If we understood it, the silence of Christ is the most eloquent of all appeals. Can you remember when you used to hear Him -- when the words of the Book and the preacher used to move you in church, when the singing awoke aspiration, when the Sabbath was holy ground, when the Spirit of God strove with you? And is that all passed of passing away? Does Christ speak no more? If a man is lying ill, and perceives day by day everything about him becoming silent -- his wife avoiding speech, visitors sinking their voices to a whisper, footsteps falling and doors shutting noiselessly -- he knows that his illness is becoming critical. When the traveller, battling with the snow-storm, sinks down at last to rest, he feels cold and painful and miserable; but, if there steals over him a soft, sweet sense of slumber and silence, then is the moment to rouse himself and fight off his peace, if he is ever to stir again. There is such a spiritual insensibility. It means that the Spirit is ceasing to strive, and Christ to call. If it is creeping over you, it is time to be anxious; for it is for your life.
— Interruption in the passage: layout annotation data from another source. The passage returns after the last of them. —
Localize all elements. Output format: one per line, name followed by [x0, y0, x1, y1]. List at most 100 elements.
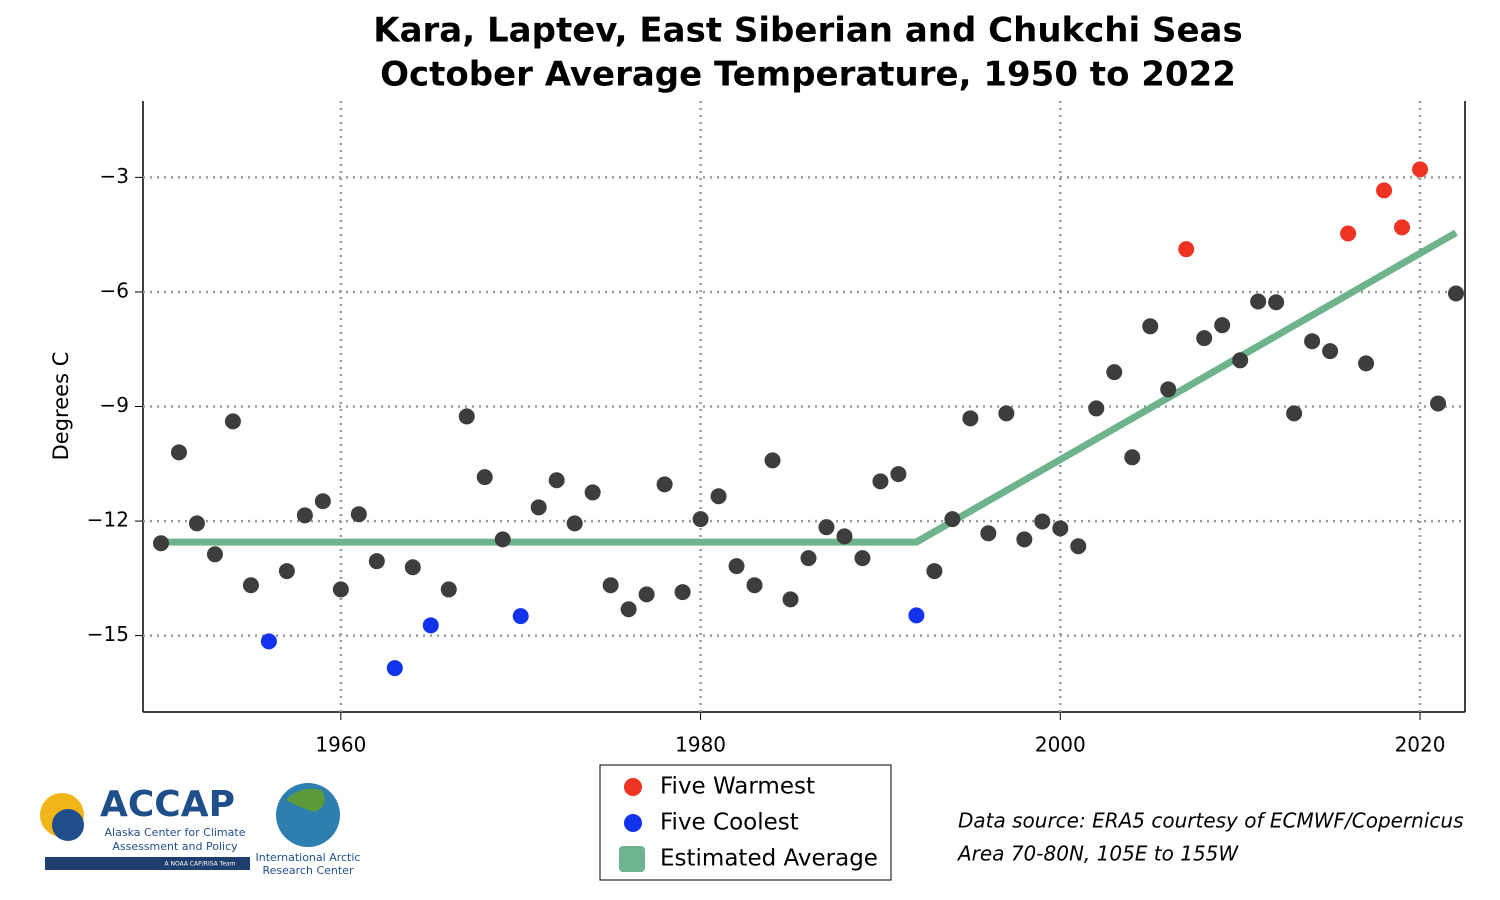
logo-snowflake: [52, 809, 84, 841]
data-point: [260, 633, 277, 650]
legend-marker: [624, 778, 642, 796]
data-point: [620, 601, 637, 618]
y-tick-label: −6: [100, 278, 129, 302]
data-point: [368, 553, 385, 570]
data-point: [1124, 449, 1141, 466]
data-point: [152, 535, 169, 552]
source-note: Area 70-80N, 105E to 155W: [956, 842, 1239, 866]
data-point: [656, 476, 673, 493]
data-point: [332, 581, 349, 598]
data-point: [1070, 538, 1087, 555]
data-point: [836, 528, 853, 545]
data-point: [530, 499, 547, 516]
data-point: [674, 584, 691, 601]
data-point: [1232, 352, 1249, 369]
logo-text: International Arctic: [256, 851, 361, 864]
legend-marker: [624, 814, 642, 832]
data-point: [1160, 381, 1177, 398]
accap-logo: ACCAP Alaska Center for Climate Assessme…: [40, 784, 250, 870]
data-point: [1448, 285, 1465, 302]
chart-title: October Average Temperature, 1950 to 202…: [380, 55, 1236, 95]
source-note: Data source: ERA5 courtesy of ECMWF/Cope…: [958, 809, 1464, 833]
data-point: [764, 452, 781, 469]
data-point: [1196, 330, 1213, 347]
logo-text: A NOAA CAP/RISA Team: [164, 861, 235, 868]
data-point: [1088, 400, 1105, 417]
legend-label: Five Coolest: [660, 810, 799, 836]
logo-bar: [45, 857, 250, 870]
logo-text: Assessment and Policy: [112, 840, 238, 853]
data-point: [296, 507, 313, 524]
data-point: [692, 511, 709, 528]
x-tick-label: 2020: [1395, 733, 1446, 757]
data-point: [386, 660, 403, 677]
data-point: [314, 493, 331, 510]
logo-text: Alaska Center for Climate: [105, 826, 246, 839]
legend-label: Estimated Average: [660, 846, 878, 872]
data-point: [242, 577, 259, 594]
data-point: [476, 469, 493, 486]
legend-swatch: [619, 846, 645, 872]
legend-label: Five Warmest: [660, 774, 815, 800]
iarc-logo: International Arctic Research Center: [256, 783, 361, 877]
data-point: [1214, 317, 1231, 334]
data-point: [566, 515, 583, 532]
logo-text: ACCAP: [100, 784, 235, 825]
data-point: [890, 466, 907, 483]
data-point: [458, 408, 475, 425]
data-point: [854, 550, 871, 567]
data-point: [1286, 405, 1303, 422]
data-point: [404, 559, 421, 576]
data-point: [1430, 395, 1447, 412]
chart-title: Kara, Laptev, East Siberian and Chukchi …: [373, 11, 1242, 51]
data-point: [800, 550, 817, 567]
data-point: [944, 511, 961, 528]
data-point: [1178, 241, 1195, 258]
data-point: [170, 444, 187, 461]
data-point: [278, 563, 295, 580]
x-tick-label: 2000: [1035, 733, 1086, 757]
data-point: [1358, 355, 1375, 372]
data-point: [188, 515, 205, 532]
y-tick-label: −12: [87, 508, 129, 532]
y-tick-label: −3: [100, 164, 129, 188]
data-point: [584, 484, 601, 501]
x-tick-label: 1980: [675, 733, 726, 757]
data-point: [1016, 531, 1033, 548]
data-point: [206, 546, 223, 563]
data-point: [998, 405, 1015, 422]
data-point: [1034, 513, 1051, 530]
logo-land: [286, 788, 325, 812]
x-tick-label: 1960: [315, 733, 366, 757]
y-tick-label: −15: [87, 622, 129, 646]
data-point: [494, 531, 511, 548]
data-point: [1376, 182, 1393, 199]
data-point: [962, 410, 979, 427]
trend-line: [160, 229, 1458, 546]
data-point: [1250, 293, 1267, 310]
data-point: [512, 608, 529, 625]
data-point: [908, 607, 925, 624]
data-point: [1142, 318, 1159, 335]
logo-text: Research Center: [263, 864, 354, 877]
data-point: [980, 525, 997, 542]
data-point: [350, 506, 367, 523]
data-point: [422, 617, 439, 634]
y-tick-label: −9: [100, 393, 129, 417]
data-point: [1052, 520, 1069, 537]
data-point: [782, 591, 799, 608]
data-point: [1340, 225, 1357, 242]
data-point: [926, 563, 943, 580]
data-point: [728, 558, 745, 575]
legend: [599, 764, 892, 881]
y-axis-label: Degrees C: [49, 352, 73, 461]
data-point: [1412, 161, 1429, 178]
data-point: [602, 577, 619, 594]
data-point: [710, 488, 727, 505]
data-point: [1304, 333, 1321, 350]
data-point: [638, 586, 655, 603]
data-point: [872, 473, 889, 490]
data-point: [1394, 219, 1411, 236]
data-point: [1106, 364, 1123, 381]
How far Herod understood the silence of Jesus we cannot tell. It is too likely that he did not wish to understand. At all events he acted as if he did not; he treated it as if it were stupidity. He thought that the reason why Jesus would not work a miracle was because He could not: a pretender's powers generally forsake him when he falls into the hands of the police. Jesus, he thought, was discredited; His Messianic claims were exploded; even His followers must now be disillusioned.
So he thought and so he said; and the satellites round his throne chimed in; for there is no place where a great man's word is echoed with more parrot-like precision than in a petty court. And no doubt they considered it a great stroke of wit, well worthy of applause, when Herod, before sending Him back to Pilate, cast over His shoulders a gorgeous robe -- probably in imitation of the white robe worn at Rome by candidates for office. The suggestion was that Jesus was a candidate for the throne of the country, but one so ridiculous that it would be a mistake to treat Him with anything but contempt. Thus amidst peals of laughter was Jesus driven from the presence.
Josephus, |Ant.,| XVIII., 3, 1.
It may be questioned whether it was for trial he sent Jesus to Herod or only for advice, as Festus caused St. Paul's case to be heard by Agrippa.
Called |die Gaenge des Dulders,| in German devotional literature.